Here we consider another real-life example: taking a stream of monitoring data from an operational experiment, and using that past data to set limits on future behavior.

The data are from some low voltage DC power supplies in use at the MINOS experiment. These are pretty sophisticated beasts, and can be controlled and read out over a network. We use the CANbus protocol if you're curious. These files are the results of a test run of our in-development monitoring system. Every so often, a program reads all the voltages and the currents at each voltage being supplied by each of a number of different supplies. A line is written to a text file for each voltage/current pair read on each different unit. The first part of the line is a timestamp (complete with hours different from GMT), then there are crate ID, voltage channel ID, voltage, current.

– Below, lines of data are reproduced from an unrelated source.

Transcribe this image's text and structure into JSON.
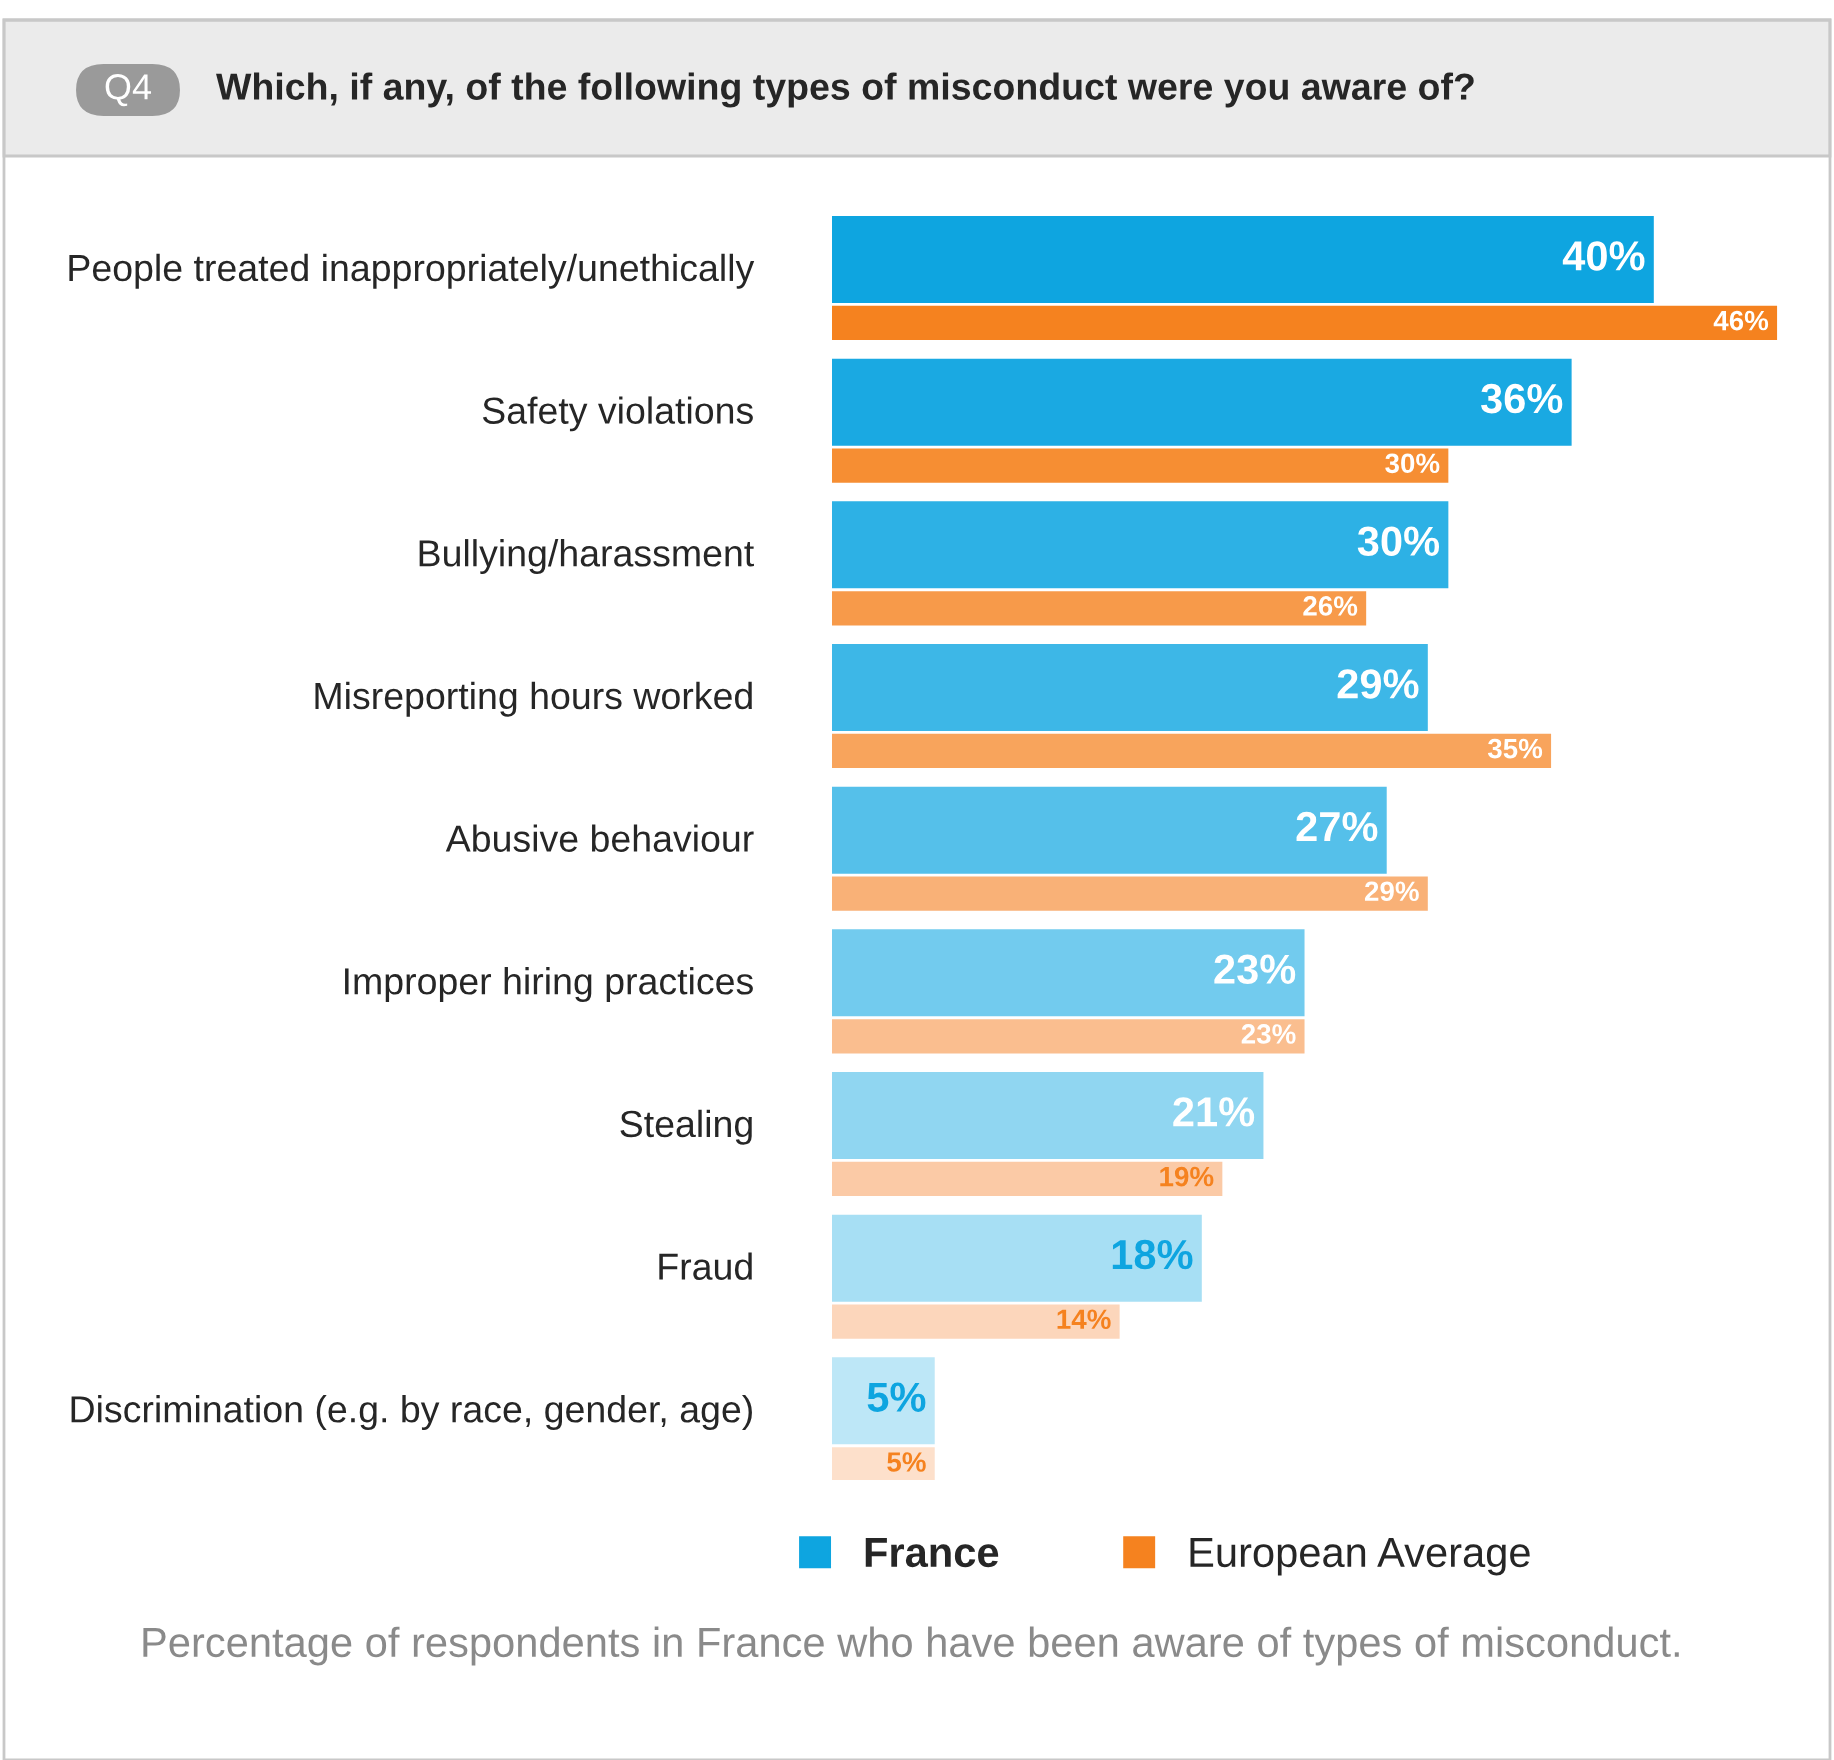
{
  "chart_data": {
    "type": "bar",
    "orientation": "horizontal",
    "title": "Which, if any, of the following types of misconduct were you aware of?",
    "annotations": [
      "Q4",
      "Percentage of respondents in France who have been aware of types of misconduct."
    ],
    "categories": [
      "People treated inappropriately/unethically",
      "Safety violations",
      "Bullying/harassment",
      "Misreporting hours worked",
      "Abusive behaviour",
      "Improper hiring practices",
      "Stealing",
      "Fraud",
      "Discrimination (e.g. by race, gender, age)"
    ],
    "series": [
      {
        "name": "France",
        "color": "#0ea5e0",
        "colors": [
          "#0ea5e0",
          "#1aa9e2",
          "#2db1e5",
          "#3db7e7",
          "#55c0ea",
          "#72cbee",
          "#90d6f1",
          "#a7dff4",
          "#bde7f7"
        ],
        "values": [
          40,
          36,
          30,
          29,
          27,
          23,
          21,
          18,
          5
        ],
        "value_labels": [
          "40%",
          "36%",
          "30%",
          "29%",
          "27%",
          "23%",
          "21%",
          "18%",
          "5%"
        ]
      },
      {
        "name": "European Average",
        "color": "#f5821f",
        "colors": [
          "#f5821f",
          "#f68e33",
          "#f79a4a",
          "#f8a45c",
          "#f9b177",
          "#fabe8f",
          "#fbcaa6",
          "#fcd6bb",
          "#fde0cb"
        ],
        "values": [
          46,
          30,
          26,
          35,
          29,
          23,
          19,
          14,
          5
        ],
        "value_labels": [
          "46%",
          "30%",
          "26%",
          "35%",
          "29%",
          "23%",
          "19%",
          "14%",
          "5%"
        ]
      }
    ],
    "tick_labels": "y",
    "legend": "bottom",
    "grid": false
  }
}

Your mission: parse this data into something usable and find a set of criteria which will tell us when something interesting has happened. Examine the history for each channel and crate. Identify any weirdnesses. There are a number of these things – you'll want to create some automated way to do this to save a lot of eyeballing, but of course graphing the data and staring at it is the first step towards creating such a process. Figure out a set of monitoring criteria – globally and/or tailored to each individual channel. Things we might want to be warned about:

Are things off?
Is a voltage drooping higher or lower than normal?
Is a channel supplying more current than usual? Than initially? Imminent hardware death is often preceeded by increasing current draw.
Can you identify hardware swaps? Different cards being powered might draw different currents.

Test these criteria by pretending that the existing data is new and running it through a program which flags the interesting events. Show me some graphs of stuff vs time to elaborate when things happened and what was going on.

Are there any trends with time we should take into account when doing this?

A practical consideration: how easy would your set if criteria be to maintain over time, as hardware is swapped around?

Data files:

From CAN controller 0: can0log.txt
From CAN controller 1: can1log.txt

(That's ½ the total number of power supplies in use at Soudan. At Fermilab, there are several times this more units).